A path which starts now but actually transcends death and goes on into eternity.

So we should not worry about whether death makes insignificant everything that we do today.  As Jesus says: ‘Don’t worry’ ‘do not let your hearts be troubled’.  In other words: It’s all going to be fine because, I am going ahead of you, follow me, do what I call you to do and trust in me….

Wonderful Thomas, who may doubt, but is no fool,  says very reasonably as we might say: ‘Lord we don’t know where you are going, How can we know the way?’

Jesus replies:  ‘I am the Way, the Truth and the Life’.

When we as Christians cross over that final barrier we find that we are and have been following a path which transcends death; a path upon which we have been set all our lives; a path of following Jesus

Jesus says the way to live our lives today and the way to cross this final barrier of death, the way to die, is to trust in Jesus and follow the way he has set for us.

But what does ‘trusting in Jesus mean?’

We can only trust someone that we know and getting to know Jesus is undoubtedly life’s most important task and its greatest privilege.

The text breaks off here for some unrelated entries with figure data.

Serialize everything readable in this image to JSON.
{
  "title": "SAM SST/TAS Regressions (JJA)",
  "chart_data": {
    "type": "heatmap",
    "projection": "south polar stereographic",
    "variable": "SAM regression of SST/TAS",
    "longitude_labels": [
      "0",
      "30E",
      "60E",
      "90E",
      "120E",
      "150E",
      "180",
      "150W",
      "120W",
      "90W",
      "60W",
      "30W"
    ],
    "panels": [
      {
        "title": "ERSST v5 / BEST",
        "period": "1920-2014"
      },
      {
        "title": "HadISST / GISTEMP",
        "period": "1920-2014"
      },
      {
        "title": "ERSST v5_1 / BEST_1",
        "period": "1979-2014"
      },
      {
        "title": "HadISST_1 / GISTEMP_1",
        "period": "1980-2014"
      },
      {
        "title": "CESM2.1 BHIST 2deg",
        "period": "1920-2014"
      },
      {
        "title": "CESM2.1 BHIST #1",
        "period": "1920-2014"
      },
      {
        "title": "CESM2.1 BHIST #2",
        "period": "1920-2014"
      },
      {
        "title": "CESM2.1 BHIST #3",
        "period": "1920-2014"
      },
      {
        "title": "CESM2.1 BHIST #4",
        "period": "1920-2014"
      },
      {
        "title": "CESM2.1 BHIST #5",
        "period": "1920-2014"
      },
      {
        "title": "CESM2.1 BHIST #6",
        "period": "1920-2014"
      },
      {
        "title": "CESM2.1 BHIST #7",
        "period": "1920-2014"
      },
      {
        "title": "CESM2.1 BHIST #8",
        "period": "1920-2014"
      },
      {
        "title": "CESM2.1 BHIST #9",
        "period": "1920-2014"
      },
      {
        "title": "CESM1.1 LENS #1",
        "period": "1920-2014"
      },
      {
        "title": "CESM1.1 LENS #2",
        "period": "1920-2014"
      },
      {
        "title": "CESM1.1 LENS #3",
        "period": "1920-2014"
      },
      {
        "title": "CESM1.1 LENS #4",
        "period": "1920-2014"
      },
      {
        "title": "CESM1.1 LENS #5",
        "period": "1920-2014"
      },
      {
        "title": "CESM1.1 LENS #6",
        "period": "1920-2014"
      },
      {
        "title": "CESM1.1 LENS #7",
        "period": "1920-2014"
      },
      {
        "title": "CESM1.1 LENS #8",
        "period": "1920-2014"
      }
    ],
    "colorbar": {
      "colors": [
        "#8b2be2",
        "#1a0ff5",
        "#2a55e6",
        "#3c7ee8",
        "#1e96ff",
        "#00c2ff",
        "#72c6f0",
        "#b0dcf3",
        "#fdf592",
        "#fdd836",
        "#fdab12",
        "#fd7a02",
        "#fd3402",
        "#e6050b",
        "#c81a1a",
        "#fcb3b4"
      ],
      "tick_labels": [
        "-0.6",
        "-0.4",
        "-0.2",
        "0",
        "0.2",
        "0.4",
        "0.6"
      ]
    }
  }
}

If we want to get to know the way, the truth and the life then the time to start is now.


John 14:1-6

Jesus the Way to the Father

14 “Do not let your hearts be troubled. Believe in God, believe also in me. In my Father’s house there are many dwelling places. If it were not so, would I have told you that I go to prepare a place for you? And if I go and prepare a place for you, I will come again and will take you to myself, so that where I am, there you may be also. And you know the way to the place where I am going.” Thomas said to him, “Lord, we do not know where you are going. How can we know the way?” Jesus said to him, “I am the way, and the truth, and the life. No one comes to the Father except through me.

 The Holy Bible: New Revised Standard Version. (1989). (Jn 14:1–6). Nashville: Thomas Nelson Publishers.